Last week I wrote about talk content. It’s time for round two of talk advice: delivery. These points are largely aimed at technical talks given on projected slides, since that is the overwhelming majority of the talks I’ve attended in the past ten years.
First, addressing slides or boardwork:
- Don’t put too much on a slide.
- However, don’t put so little on each slide that you’ve moved on to the next before the audience has time to read it.
- Feel free to only say some things. In fact, if literally everything is written out the audience may wonder why they’re listening to you when it would be much faster to read the slides. You need the key points, the technical definitions, and anything else the audience may want to re-read, as well as diagrams or pictures. Think of your slides as the highlighted or boxed portions of a textbook.
- It is helpful to repeat important information (especially definitions) on later slides, or at least verbally.
- Turn down the contrast and brightness on your computer screen (both separately and together) to check readability if you’re using anything other than black and white; projectors often wash things out a bit.
- In a chalkboard talk, write top to bottom, left to right, and respect the seams of the board as edges of paper – it is difficult to write across them neatly. When going back for a second round, erase your previous writing thoroughly.
- Make sure the type (or your handwriting) is large enough.
- Use whitespace generously – avoid large blocks of solid text as much as possible.
- Landscape orientation allows higher magnification since it matches the usual projection screen dimensions better than portrait.
- Stand to the side of your slides or what you’ve just written. It is continually surprising to me the number of people who stand in front of their writing until they have moved far enough past it in the talk that reading it would be a distraction to the audience instead of a help.
- Proofread!
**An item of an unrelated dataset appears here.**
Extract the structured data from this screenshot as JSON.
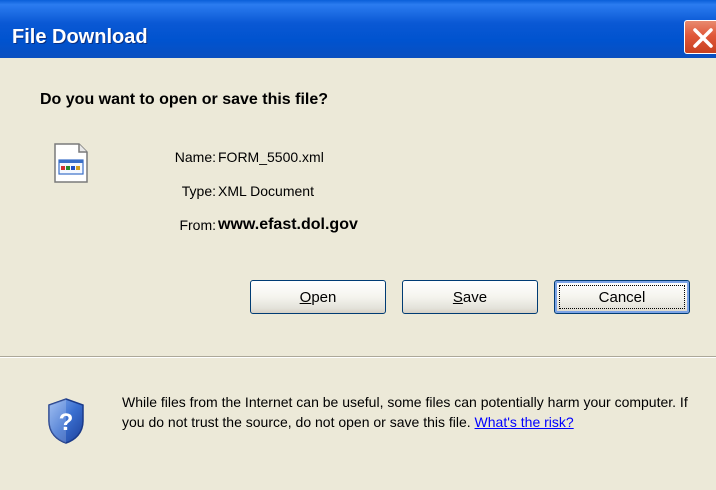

You might not catch everything, but you’ll catch the most egregious errors. Putting the slides aside for a day will help your observational abilities – when you look at something repeatedly you often start seeing your memory of it rather than the actuality.
Secondly, your speaking:
- Practice! When you have given many talks you will need less practice, but when you are starting out, multiple sessions are desirable.
- I have never attended a talk that was read aloud from a prepared paper that did not bore me to tears. Use notes, but don’t read word for word.
- Speak loudly but do not shout. While whispering and mumbling are clearly not desirable, neither is yelling. Note that you can yell without raising your voice, as well. The audience will not understand more if you are strenuously emphatic; they will simply feel accosted.
- Note that while practicing your talk by yourself is good, it is inexact for timing. Err on the side of “too short” (within reason, of course – prepare more than thirty minutes of material for an hour-long talk); between extra things you say and questions from the audience the length will most likely increase, and if not, well, no one minds ending early.